To search for a dog, I simply invoke Alfred and type dog followed by a tab, and the name of the dog I’m looking for.

Alfred Pack Dog Search

To search for a user, I start typing human then tab, then the name or email address of the Pack user I want to find. After hitting enter, I’m taken directly to the search results.

Alfred Pack Human Search

Set it up

Setting up a custom web search is easy. In order for this to work, though, you need the name of the query parameter used in your search results. In my case, it’s search. YouTube, for example, uses search_query. The easiest way to find this is to perform a search using the regular search field, then look at everything that comes after the ? in the URL on your results page. You’ll find it.

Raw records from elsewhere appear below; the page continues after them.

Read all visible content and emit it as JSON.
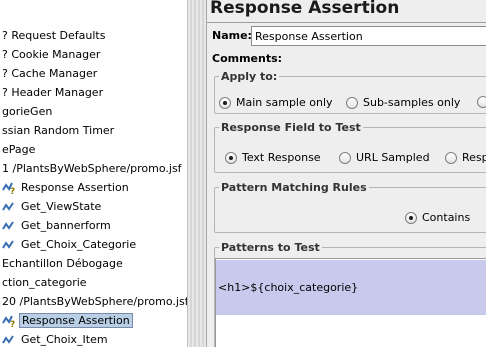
{
  "tree": {
    "items": [
      {
        "label": "? Request Defaults",
        "icon": "none"
      },
      {
        "label": "? Cookie Manager",
        "icon": "none"
      },
      {
        "label": "? Cache Manager",
        "icon": "none"
      },
      {
        "label": "? Header Manager",
        "icon": "none"
      },
      {
        "label": "gorieGen",
        "icon": "none"
      },
      {
        "label": "ssian Random Timer",
        "icon": "none"
      },
      {
        "label": "ePage",
        "icon": "none"
      },
      {
        "label": "1 /PlantsByWebSphere/promo.jsf",
        "icon": "none"
      },
      {
        "label": "Response Assertion",
        "icon": "assertion-icon"
      },
      {
        "label": "Get_ViewState",
        "icon": "extractor-icon"
      },
      {
        "label": "Get_bannerform",
        "icon": "extractor-icon"
      },
      {
        "label": "Get_Choix_Categorie",
        "icon": "extractor-icon"
      },
      {
        "label": "Echantillon Débogage",
        "icon": "none"
      },
      {
        "label": "ction_categorie",
        "icon": "none"
      },
      {
        "label": "20 /PlantsByWebSphere/promo.jsf",
        "icon": "none"
      },
      {
        "label": "Response Assertion",
        "icon": "assertion-icon",
        "selected": true
      },
      {
        "label": "Get_Choix_Item",
        "icon": "extractor-icon"
      }
    ]
  },
  "panel": {
    "title": "Response Assertion",
    "name_label": "Name:",
    "name_value": "Response Assertion",
    "comments_label": "Comments:",
    "apply_to": {
      "title": "Apply to:",
      "options": [
        "Main sample only",
        "Sub-samples only",
        ""
      ],
      "selected": "Main sample only"
    },
    "response_field": {
      "title": "Response Field to Test",
      "options": [
        "Text Response",
        "URL Sampled",
        "Resp"
      ],
      "selected": "Text Response"
    },
    "pattern_rules": {
      "title": "Pattern Matching Rules",
      "options": [
        "Contains"
      ],
      "selected": "Contains"
    },
    "patterns": {
      "title": "Patterns to Test",
      "rows": [
        "<h1>${choix_categorie}"
      ]
    }
  },
  "colors": {
    "selection": "#b8cfe5",
    "pattern_row": "#c9c9ee",
    "panel_bg": "#eeeeee"
  }
}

Like the first example, add this in the Web Search pane under the Features tab in Alfred Preferences. Click Add Custom Search on the bottom right of the screen. Then add the URL for your results page in the Search URL field. Use {query} as the variable that is passed from the Alfred window. Finally, set your title, keyword, and icon.

Alfred Pack Admin

That’s it! Adding custom web searches is a great way to save keystrokes, mouse clicks, and page loads. Plus, when your co-workers notice what you’ve done, they’ll think you’re super smart.


Alfred can do a lot of things to help speed up your workflow. The trick is to take things slowly and add these improvements to your workflow over time. If you try to cram too many things in at once, you’ll never remember them all, and you’ll easily fall back into old, wasteful habits.